Resilient Housing, Hurricane Maria

As we continue to face devastating natural disasters here and throughout the world, now more than ever, designing resilient housing has become an intrinsic aspect of our everyday lives.

Resilient housing is designed to maintain livable conditions during interruptions in basic services (electricity, water, etc.) or disturbances resulting from climate change such as warmer temperatures, rising sea levels, intensified storms and wildfires. It adapts to changing conditions and quickly recovers after a disruption or crisis and can withstand natural or manmade disasters and recuperate rapidly during the aftermath.

Still, a key element of resilient housing must include the community where it is being built. You cannot build resilient housing without developing resilient community centers. During a disaster or emergency, your community resilience space can serve as a neighborhood hub where members of your and surrounding communities can receive critical information, potable water, food and medical services. People who have strong relationships with each other are better prepared to get through disasters and their aftermath.

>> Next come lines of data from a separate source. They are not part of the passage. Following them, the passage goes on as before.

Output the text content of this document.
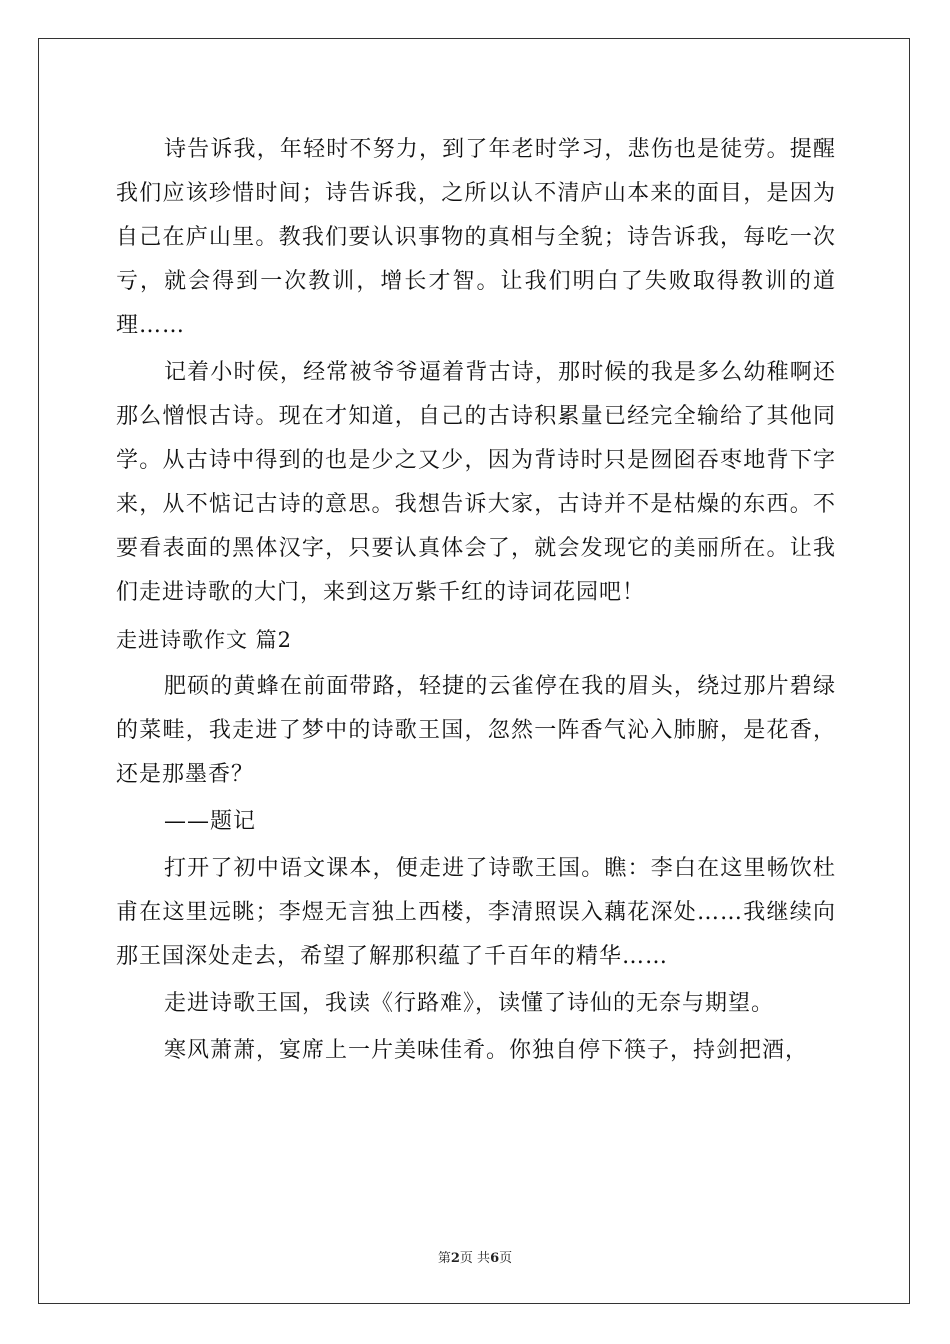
诗告诉我，年轻时不努力，到了年老时学习，悲伤也是徒劳。提醒我们应该珍惜时间；诗告诉我，之所以认不清庐山本来的面目，是因为自己在庐山里。教我们要认识事物的真相与全貌；诗告诉我，每吃一次亏，就会得到一次教训，增长才智。让我们明白了失败取得教训的道理……

记着小时侯，经常被爷爷逼着背古诗，那时候的我是多么幼稚啊还那么憎恨古诗。现在才知道，自己的古诗积累量已经完全输给了其他同学。从古诗中得到的也是少之又少，因为背诗时只是囫囵吞枣地背下字来，从不惦记古诗的意思。我想告诉大家，古诗并不是枯燥的东西。不要看表面的黑体汉字，只要认真体会了，就会发现它的美丽所在。让我们走进诗歌的大门，来到这万紫千红的诗词花园吧！

走进诗歌作文 篇2

肥硕的黄蜂在前面带路，轻捷的云雀停在我的眉头，绕过那片碧绿的菜畦，我走进了梦中的诗歌王国，忽然一阵香气沁入肺腑，是花香，还是那墨香？

——题记

打开了初中语文课本，便走进了诗歌王国。瞧：李白在这里畅饮杜甫在这里远眺；李煜无言独上西楼，李清照误入藕花深处……我继续向那王国深处走去，希望了解那积蕴了千百年的精华……

走进诗歌王国，我读《行路难》，读懂了诗仙的无奈与期望。

寒风萧萧，宴席上一片美味佳肴。你独自停下筷子，持剑把酒，

第2页 共6页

Building resilient housing often comes with cost challenges, and that is why a long-term view of a property’s value must be considered. What may seem to be costly today may not be as much after you see the total life cycle of a property. Ignoring this important issue associated with disaster recovery—response, repairs, reconstruction, etc.—can be as disastrous as the natural hazards themselves. Resilient housing will keep you safer and save you more money in the long run.

Even though resilient housing and sustainable housing aren’t the same, several elements can overlap. The design and construction choices of resilient housing improves a project’s sustainability and qualify it for LEED and other green-building certifications. Multilayered impact-resistant windows, for example, protect a building from hurricane-force winds, while also saving energy and reducing power bills.

Since resilient housing is location specific, it can endure disaster scenarios that can probably occur around the area where you live. Nevertheless, as weather patterns continue to evolve, it is prudent to understand the many potential situations that may occur. For example, architects in Florida and the Caribbean, are designing buildings that can withstand hurricane-force winds and torrential rains, while architects in California consider seismic activity and wildfires.

The extensive damage and human suffering caused by natural and manmade disasters remind us of the importance of planning and design. We must always think in terms of long-term life cycles to fully engage in resilient design and construction. A construction that can adapt to changing conditions and stand the test of time, is why architects and developers must think long-term and consider the worst-case scenarios when aiming to create resilient and sustainable buildings, communities and cities.

It is imperative that we use our past experiences living through several hurricanes and earthquakes as a catalyst to push Puerto Rico at the forefront of resilient housing and design.